文献类型： 外文期刊

作者： Nieuwenhuizen, Niels J. ¹ ; Chen, Xiuyin ¹ ; Pellan, Mickael ¹ ; Zhang, Lei ¹ ; Guo, Lindy ¹ ; Laing, William A. ⁴ ; S ¹ ;

作者机构： 1.New Zealand Inst Plant & Food Res Ltd PFR, Private Bag 92169, Auckland 1142, New Zealand

2.Univ Auckland, Sch Biol Sci, Private Bag 92019, Auckland 1142, New Zealand

3.Hubei Acad Agr Sci, Inst Fruit & Tea, Wuhan 430064, Peoples R China

4.PFR, Private Bag 11600, Palmerston North 4442, New Zealand

5.PFR, 55 Old Mill Rd,RD 3, Motueka 7198, New Zealand

关键词： Kiwifruit; Wounding; Ethylene; Biosynthesis; Regulation; NAC; Transcription factors

期刊名称：BMC PLANT BIOLOGY （ 影响因子：4.215； 五年影响因子：4.96 ）

ISSN： 1471-2229

年卷期： 2021 年 21 卷 1 期

页码：

收录情况： SCI

摘要： Background The phytohormone ethylene controls many processes in plant development and acts as a key signaling molecule in response to biotic and abiotic stresses: it is rapidly induced by flooding, wounding, drought, and pathogen attack as well as during abscission and fruit ripening. In kiwifruit (Actinidia spp.), fruit ripening is characterized by two distinct phases: an early phase of system-1 ethylene biosynthesis characterized by absence of autocatalytic ethylene, followed by a late burst of autocatalytic (system-2) ethylene accompanied by aroma production and further ripening. Progress has been made in understanding the transcriptional regulation of kiwifruit fruit ripening but the regulation of system-1 ethylene biosynthesis remains largely unknown. The aim of this work is to better understand the transcriptional regulation of both systems of ethylene biosynthesis in contrasting kiwifruit organs: fruit and leaves. Results A detailed molecular study in kiwifruit (A. chinensis) revealed that ethylene biosynthesis was regulated differently between leaf and fruit after mechanical wounding. In fruit, wound ethylene biosynthesis was accompanied by transcriptional increases in 1-aminocyclopropane-1-carboxylic acid (ACC) synthase (ACS), ACC oxidase (ACO) and members of the NAC class of transcription factors (TFs). However, in kiwifruit leaves, wound-specific transcriptional increases were largely absent, despite a more rapid induction of ethylene production compared to fruit, suggesting that post-transcriptional control mechanisms in kiwifruit leaves are more important. One ACS member, AcACS1, appears to fulfil a dominant double role; controlling both fruit wound (system-1) and autocatalytic ripening (system-2) ethylene biosynthesis.

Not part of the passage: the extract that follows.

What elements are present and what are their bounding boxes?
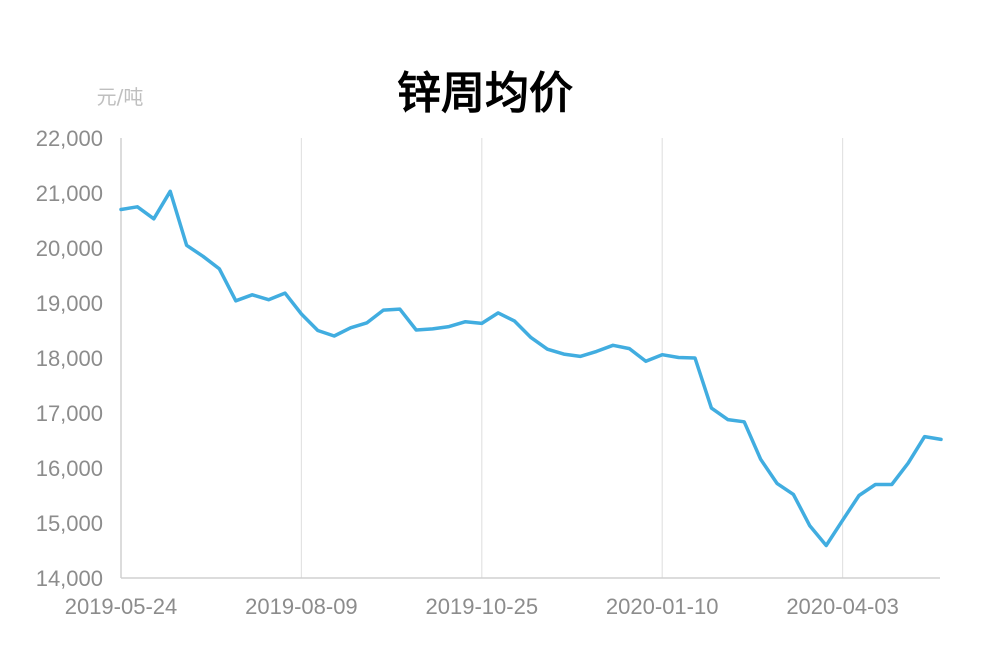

In kiwifruit, transcriptional regulation of both system-1 and -2 ethylene in fruit appears to be controlled by temporal up-regulation of four NAC (NAM, ATAF1/2, CUC2) TFs (AcNAC1-4) that induce AcACS1 expression by directly binding to the AcACS1 promoter as shown using gel-shift (EMSA) and by activation of the AcACS1 promoter in planta as shown by gene activation assays combined with promoter deletion analysis. Conclusions Our results indicate that in kiwifruit the NAC TFs AcNAC2-4 regulate both system-1 and -2 ethylene biosynthesis in fruit during wounding and ripening through control of AcACS1 expression levels but not in leaves where post-transcriptional/translational regulatory mechanisms may prevail.